Friday, January 13, 2012

Homework 2

Homework 2 is now posted to the course website. It is due next Friday at 1:30pm.  Good luck!

If you have any questions about the HW, or just want to point out typos, please post them as comments on this post and then the TAs/prof will respond ASAP.

Don't forget to start early!

20 comments:

  1. Is this a class where we can work in teams on homework (as in turn in only one copy for multiple people)? It obviously wasn't possible for the last one, but what about this week?

    ReplyDelete
    Replies
    1. The collaboration policy is clearly specified on the course website (for all homeworks): "You are strongly encouraged to collaborate with your classmates on these problems, but each person must write up the final solutions individually. You should note on your homework specifically which problems were a collaborative effort and with whom."

      Sometimes, individual problems might have a "no collaboration" rule, for example, problem 4 in HW1. In such cases, it will be clearly indicated at the beginning of the problem.

      Delete
  2. For the histogram for the web crawler, is text output sufficient (i.e. "parking.caltech.edu, 4")? Or do we need to generate images in our code?

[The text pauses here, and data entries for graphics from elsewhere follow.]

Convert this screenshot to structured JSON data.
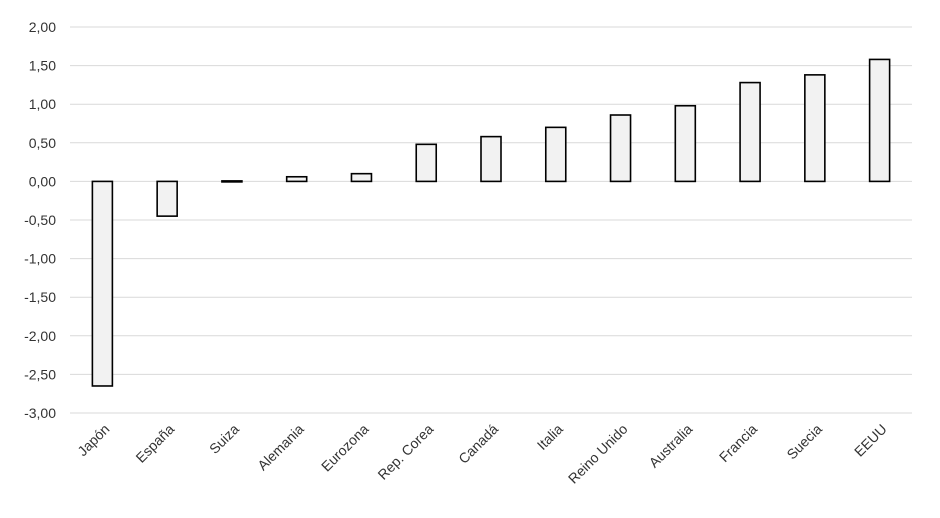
{
  "chart_data": {
    "type": "bar",
    "categories": [
      "Japón",
      "España",
      "Suiza",
      "Alemania",
      "Eurozona",
      "Rep. Corea",
      "Canadá",
      "Italia",
      "Reino Unido",
      "Australia",
      "Francia",
      "Suecia",
      "EEUU"
    ],
    "values": [
      -2.65,
      -0.45,
      -0.01,
      0.06,
      0.1,
      0.48,
      0.58,
      0.7,
      0.86,
      0.98,
      1.28,
      1.38,
      1.58
    ],
    "ylim": [
      -3.0,
      2.0
    ],
    "yticks": [
      "2,00",
      "1,50",
      "1,00",
      "0,50",
      "0,00",
      "-0,50",
      "-1,00",
      "-1,50",
      "-2,00",
      "-2,50",
      "-3,00"
    ],
    "ytick_values": [
      2.0,
      1.5,
      1.0,
      0.5,
      0.0,
      -0.5,
      -1.0,
      -1.5,
      -2.0,
      -2.5,
      -3.0
    ],
    "grid": true,
    "legend": "none",
    "colors": {
      "bar_fill": "#f2f2f2",
      "bar_stroke": "#000000",
      "grid": "#d9d9d9"
    }
  }
}
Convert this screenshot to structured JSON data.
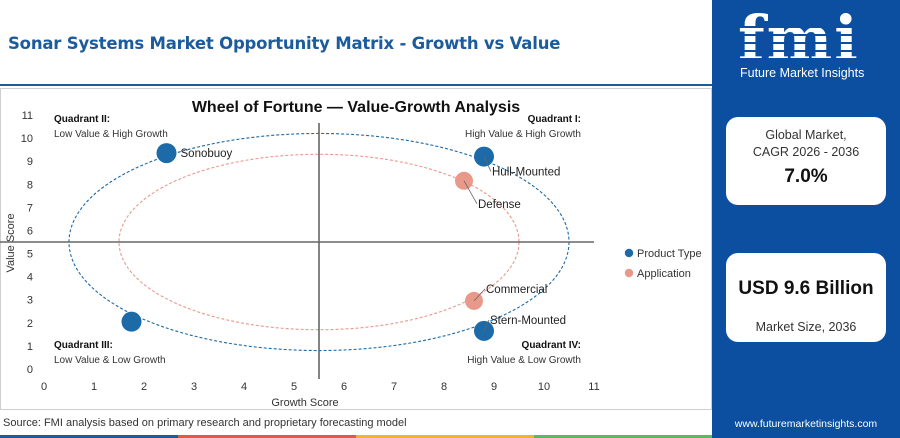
{
  "header": {
    "title": "Sonar Systems Market Opportunity Matrix - Growth vs Value"
  },
  "sidebar": {
    "logo_text": "fmi",
    "logo_subtitle": "Future Market Insights",
    "cagr_label_line1": "Global Market,",
    "cagr_label_line2": "CAGR 2026 - 2036",
    "cagr_value": "7.0%",
    "market_size_value": "USD 9.6 Billion",
    "market_size_label": "Market Size, 2036",
    "website": "www.futuremarketinsights.com"
  },
  "footer": {
    "source": "Source: FMI analysis based on primary research and proprietary forecasting model",
    "bar_colors": [
      "#1c5b9c",
      "#e2574c",
      "#f2b134",
      "#5cb85c"
    ]
  },
  "chart_data": {
    "type": "scatter",
    "title": "Wheel of Fortune — Value-Growth Analysis",
    "xlabel": "Growth Score",
    "ylabel": "Value Score",
    "xlim": [
      0,
      11
    ],
    "ylim": [
      0,
      11
    ],
    "xticks": [
      0,
      1,
      2,
      3,
      4,
      5,
      6,
      7,
      8,
      9,
      10,
      11
    ],
    "yticks": [
      0,
      1,
      2,
      3,
      4,
      5,
      6,
      7,
      8,
      9,
      10,
      11
    ],
    "grid": false,
    "quadrant_dividers": {
      "x": 5.5,
      "y": 5.5
    },
    "quadrants": [
      {
        "title": "Quadrant I:",
        "subtitle": "High Value & High Growth",
        "corner": "top-right"
      },
      {
        "title": "Quadrant II:",
        "subtitle": "Low Value & High Growth",
        "corner": "top-left"
      },
      {
        "title": "Quadrant III:",
        "subtitle": "Low Value & Low Growth",
        "corner": "bottom-left"
      },
      {
        "title": "Quadrant IV:",
        "subtitle": "High Value & Low Growth",
        "corner": "bottom-right"
      }
    ],
    "ellipses": [
      {
        "series": "Product Type",
        "cx": 5.5,
        "cy": 5.5,
        "rx": 5.0,
        "ry": 4.7
      },
      {
        "series": "Application",
        "cx": 5.5,
        "cy": 5.5,
        "rx": 4.0,
        "ry": 3.8
      }
    ],
    "series": [
      {
        "name": "Product Type",
        "color": "#1c6aa8",
        "points": [
          {
            "label": "Sonobuoy",
            "x": 2.45,
            "y": 9.35
          },
          {
            "label": "Hull-Mounted",
            "x": 8.8,
            "y": 9.2
          },
          {
            "label": "Stern-Mounted",
            "x": 8.8,
            "y": 1.65
          },
          {
            "label": "",
            "x": 1.75,
            "y": 2.05
          }
        ]
      },
      {
        "name": "Application",
        "color": "#e9998a",
        "points": [
          {
            "label": "Defense",
            "x": 8.4,
            "y": 8.15
          },
          {
            "label": "Commercial",
            "x": 8.6,
            "y": 2.95
          }
        ]
      }
    ],
    "legend_position": "right"
  }
}
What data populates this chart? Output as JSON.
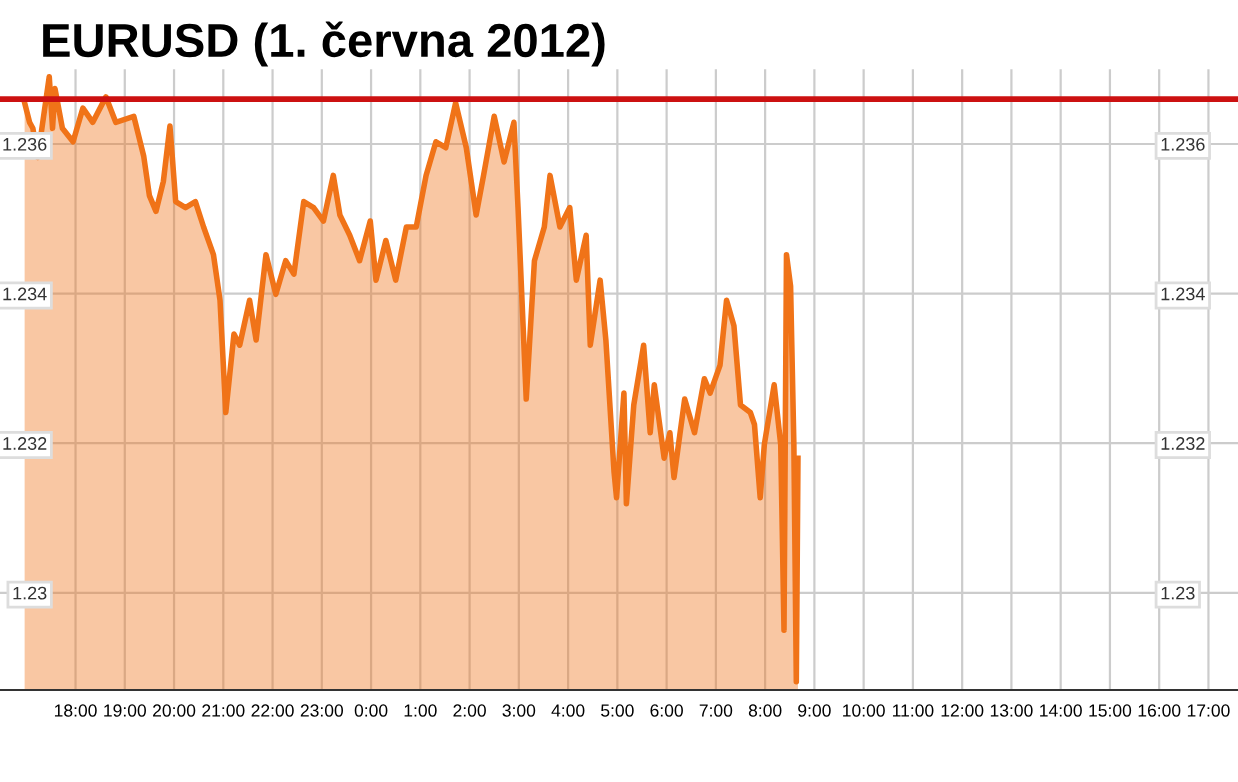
{
  "chart_data": {
    "type": "area",
    "title": "EURUSD (1. června 2012)",
    "series": [
      {
        "color": "#f07318",
        "x": [
          "2012-05-31T16:58",
          "2012-05-31T17:04",
          "2012-05-31T17:08",
          "2012-05-31T17:14",
          "2012-05-31T17:28",
          "2012-05-31T17:32",
          "2012-05-31T17:35",
          "2012-05-31T17:44",
          "2012-05-31T17:57",
          "2012-05-31T18:09",
          "2012-05-31T18:21",
          "2012-05-31T18:37",
          "2012-05-31T18:49",
          "2012-05-31T19:11",
          "2012-05-31T19:23",
          "2012-05-31T19:30",
          "2012-05-31T19:38",
          "2012-05-31T19:47",
          "2012-05-31T19:55",
          "2012-05-31T20:02",
          "2012-05-31T20:14",
          "2012-05-31T20:26",
          "2012-05-31T20:36",
          "2012-05-31T20:48",
          "2012-05-31T20:56",
          "2012-05-31T21:03",
          "2012-05-31T21:13",
          "2012-05-31T21:20",
          "2012-05-31T21:32",
          "2012-05-31T21:40",
          "2012-05-31T21:52",
          "2012-05-31T22:04",
          "2012-05-31T22:16",
          "2012-05-31T22:26",
          "2012-05-31T22:38",
          "2012-05-31T22:50",
          "2012-05-31T23:02",
          "2012-05-31T23:14",
          "2012-05-31T23:22",
          "2012-05-31T23:34",
          "2012-05-31T23:46",
          "2012-05-31T23:59",
          "2012-06-01T00:06",
          "2012-06-01T00:18",
          "2012-06-01T00:30",
          "2012-06-01T00:43",
          "2012-06-01T00:55",
          "2012-06-01T01:07",
          "2012-06-01T01:19",
          "2012-06-01T01:31",
          "2012-06-01T01:43",
          "2012-06-01T01:56",
          "2012-06-01T02:08",
          "2012-06-01T02:17",
          "2012-06-01T02:30",
          "2012-06-01T02:42",
          "2012-06-01T02:54",
          "2012-06-01T02:59",
          "2012-06-01T03:09",
          "2012-06-01T03:19",
          "2012-06-01T03:31",
          "2012-06-01T03:38",
          "2012-06-01T03:50",
          "2012-06-01T04:02",
          "2012-06-01T04:10",
          "2012-06-01T04:22",
          "2012-06-01T04:27",
          "2012-06-01T04:39",
          "2012-06-01T04:46",
          "2012-06-01T04:56",
          "2012-06-01T04:59",
          "2012-06-01T05:08",
          "2012-06-01T05:11",
          "2012-06-01T05:20",
          "2012-06-01T05:32",
          "2012-06-01T05:40",
          "2012-06-01T05:45",
          "2012-06-01T05:57",
          "2012-06-01T06:04",
          "2012-06-01T06:09",
          "2012-06-01T06:22",
          "2012-06-01T06:34",
          "2012-06-01T06:46",
          "2012-06-01T06:53",
          "2012-06-01T07:05",
          "2012-06-01T07:13",
          "2012-06-01T07:22",
          "2012-06-01T07:30",
          "2012-06-01T07:42",
          "2012-06-01T07:47",
          "2012-06-01T07:54",
          "2012-06-01T07:59",
          "2012-06-01T08:11",
          "2012-06-01T08:19",
          "2012-06-01T08:23",
          "2012-06-01T08:26",
          "2012-06-01T08:31",
          "2012-06-01T08:35",
          "2012-06-01T08:38",
          "2012-06-01T08:40"
        ],
        "values": [
          1.23655,
          1.23629,
          1.23621,
          1.23582,
          1.2369,
          1.23621,
          1.23674,
          1.23621,
          1.23603,
          1.23648,
          1.23629,
          1.23663,
          1.23629,
          1.23637,
          1.23584,
          1.23531,
          1.2351,
          1.2355,
          1.23624,
          1.23523,
          1.23515,
          1.23523,
          1.23489,
          1.23452,
          1.23391,
          1.23241,
          1.23346,
          1.23331,
          1.23391,
          1.23338,
          1.23452,
          1.23399,
          1.23444,
          1.23426,
          1.23523,
          1.23515,
          1.23497,
          1.23558,
          1.23505,
          1.23478,
          1.23444,
          1.23497,
          1.23418,
          1.23471,
          1.23418,
          1.23489,
          1.23489,
          1.23558,
          1.23603,
          1.23595,
          1.23655,
          1.23595,
          1.23505,
          1.23558,
          1.23637,
          1.23576,
          1.23629,
          1.23515,
          1.23259,
          1.23444,
          1.23489,
          1.23558,
          1.23489,
          1.23515,
          1.23418,
          1.23478,
          1.23331,
          1.23418,
          1.23338,
          1.23161,
          1.23127,
          1.23267,
          1.23119,
          1.23251,
          1.23331,
          1.23214,
          1.23278,
          1.2318,
          1.23214,
          1.23154,
          1.23259,
          1.23214,
          1.23286,
          1.23267,
          1.23304,
          1.23391,
          1.23357,
          1.23251,
          1.23241,
          1.23225,
          1.23127,
          1.23198,
          1.23278,
          1.23198,
          1.2295,
          1.23452,
          1.2341,
          1.23198,
          1.22881,
          1.2318
        ]
      }
    ],
    "xlim": [
      "2012-05-31T16:28",
      "2012-06-01T17:36"
    ],
    "xticks": [
      {
        "value": "2012-05-31T18:00",
        "label": "18:00"
      },
      {
        "value": "2012-05-31T19:00",
        "label": "19:00"
      },
      {
        "value": "2012-05-31T20:00",
        "label": "20:00"
      },
      {
        "value": "2012-05-31T21:00",
        "label": "21:00"
      },
      {
        "value": "2012-05-31T22:00",
        "label": "22:00"
      },
      {
        "value": "2012-05-31T23:00",
        "label": "23:00"
      },
      {
        "value": "2012-06-01T00:00",
        "label": "0:00"
      },
      {
        "value": "2012-06-01T01:00",
        "label": "1:00"
      },
      {
        "value": "2012-06-01T02:00",
        "label": "2:00"
      },
      {
        "value": "2012-06-01T03:00",
        "label": "3:00"
      },
      {
        "value": "2012-06-01T04:00",
        "label": "4:00"
      },
      {
        "value": "2012-06-01T05:00",
        "label": "5:00"
      },
      {
        "value": "2012-06-01T06:00",
        "label": "6:00"
      },
      {
        "value": "2012-06-01T07:00",
        "label": "7:00"
      },
      {
        "value": "2012-06-01T08:00",
        "label": "8:00"
      },
      {
        "value": "2012-06-01T09:00",
        "label": "9:00"
      },
      {
        "value": "2012-06-01T10:00",
        "label": "10:00"
      },
      {
        "value": "2012-06-01T11:00",
        "label": "11:00"
      },
      {
        "value": "2012-06-01T12:00",
        "label": "12:00"
      },
      {
        "value": "2012-06-01T13:00",
        "label": "13:00"
      },
      {
        "value": "2012-06-01T14:00",
        "label": "14:00"
      },
      {
        "value": "2012-06-01T15:00",
        "label": "15:00"
      },
      {
        "value": "2012-06-01T16:00",
        "label": "16:00"
      },
      {
        "value": "2012-06-01T17:00",
        "label": "17:00"
      }
    ],
    "ylim": [
      1.2287,
      1.237
    ],
    "yticks": [
      {
        "value": 1.23,
        "label": "1.23"
      },
      {
        "value": 1.232,
        "label": "1.232"
      },
      {
        "value": 1.234,
        "label": "1.234"
      },
      {
        "value": 1.236,
        "label": "1.236"
      }
    ],
    "y2lim": [
      1.2287,
      1.237
    ],
    "y2ticks": [
      {
        "value": 1.23,
        "label": "1.23"
      },
      {
        "value": 1.232,
        "label": "1.232"
      },
      {
        "value": 1.234,
        "label": "1.234"
      },
      {
        "value": 1.236,
        "label": "1.236"
      }
    ],
    "ref_lines": [
      {
        "axis": "y",
        "value": 1.2366,
        "color": "#cc1111"
      }
    ],
    "grid": true
  }
}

    And same with the ccdfs.

    ReplyDelete
  3. For both histogram and the ccdfs, you need to generate images.

    ReplyDelete
  4. The python fetch code doesn't work with https:// pages from the command line, but fine if you access the functions directly through python.
    Changing line 100 from
    if len(sys.argv)!=2 or not sys.argv[1].startswith("http://"):
    to
    if len(sys.argv)!=2 or not (sys.argv[1].startswith("http://") or sys.argv[1].startswith("https://")):
    solves the problem :)

    ReplyDelete
  5. I am seriously confused as what a ccdf is. especially how we're supposed to code it. i don't think most languages have libraries that can do that? at least google didn't bring up anything. and google doesn't really have good explanations as to what a ccdf actually is either.

    TLDR: what is a ccdf?

    ReplyDelete
  6. Q: what is a ccdf?
    A: A ccdf is a function, say G, where G(x) is the fraction of samples taking a value greater than x. Clearly, G(x) is a non-increasing function taking values in [0,1] and approaches zero as x becomes large.

    ReplyDelete
  7. Following up on JKs answer:

    Q: What is a ccdf?
    A: ccdf --> complementary cumulative distribution function. The ccdf of a random variable X is \bar{F}(t) = Pr(X>t). Hopefully you remember these from Math 2. If not, we'll talk about them more in class on Wed.

    ReplyDelete
    Replies
    1. A review of ccdfs in class would be very helpful.

      Delete
  8. Do we need to find a regression function, or is printing out the image of the ccdf sufficient?

    ReplyDelete
    Replies
    1. Pringting the image is OK. You do not need to work out the function.

      Delete
  9. An important note about the crawler: Apparently someone brought down a few library sites this morning with their crawler... Please be sure to keep your crawler "polite" by not having an extremely fast request rate.

    ReplyDelete
  10. does the provided code take care of opening only HTML files, or do we need to make HEAD requests ourselves? the writeup confuses me. we can include links to documents in our histogram data right?

    ReplyDelete
  11. that is, non-HTML documents such as pdf files.

    ReplyDelete
  12. The python fetcher code provided returns all the links on a page, including links to non-html documents. And you should include these in your histogram.

    ReplyDelete
  13. When crawling the pages I realise we're only to crawl the caltech pages but when we keep track of the number of links are those meant to include pages outside of the caltech domain as well?

    If so are these supposed to only be kept for histograms or are they meant to be used in the clustering coefficient calculations too?

    Thanks

    ReplyDelete
  14. "The python fetcher code provided returns all the links on a page, including links to non-html documents. And you should include these in your histogram."

    The fetcher.py code has this (line 76):
    if "text/html" in usock.info()['content-type']:

    This seems to be filtering on the reported content type of the page (no fetching for non-html pages according to the meta type). Do you mean that we must implement something in addition to this for better filtering, or do you simply mean that we should make sure we include pages in our histogram even when the code reports failure because the requested URL is not html?

    ReplyDelete
    Replies
    1. "This seems to be filtering on the reported content type of the page (no fetching for non-html pages according to the meta type). Do you mean that we must implement something in addition to this for better filtering, or do you simply mean that we should make sure we include pages in our histogram even when the code reports failure because the requested URL is not html?"

      That line in the code simply ensures that the script does not parse for links if the url in the argument points to a non-html file. But isn't that exactly what you need? Non-html documents should be interpreted as nodes with no out-links.

      Delete
  15. What is meant in problem 3 when they say node degrees. Do they mean separation from other nodes?

    Are we looking for just 1 value for every number from 1-379?

    ReplyDelete
    Replies
    1. From basic graph theory, the degree of a node is the number of neighbors of that node - how many other nodes is it connected to? Each node will have a degree of at least one (since the graph is connected), and in this case, at most 378. Your task is to generate the histogram and ccdf for the data set containing 379 data points.

      Delete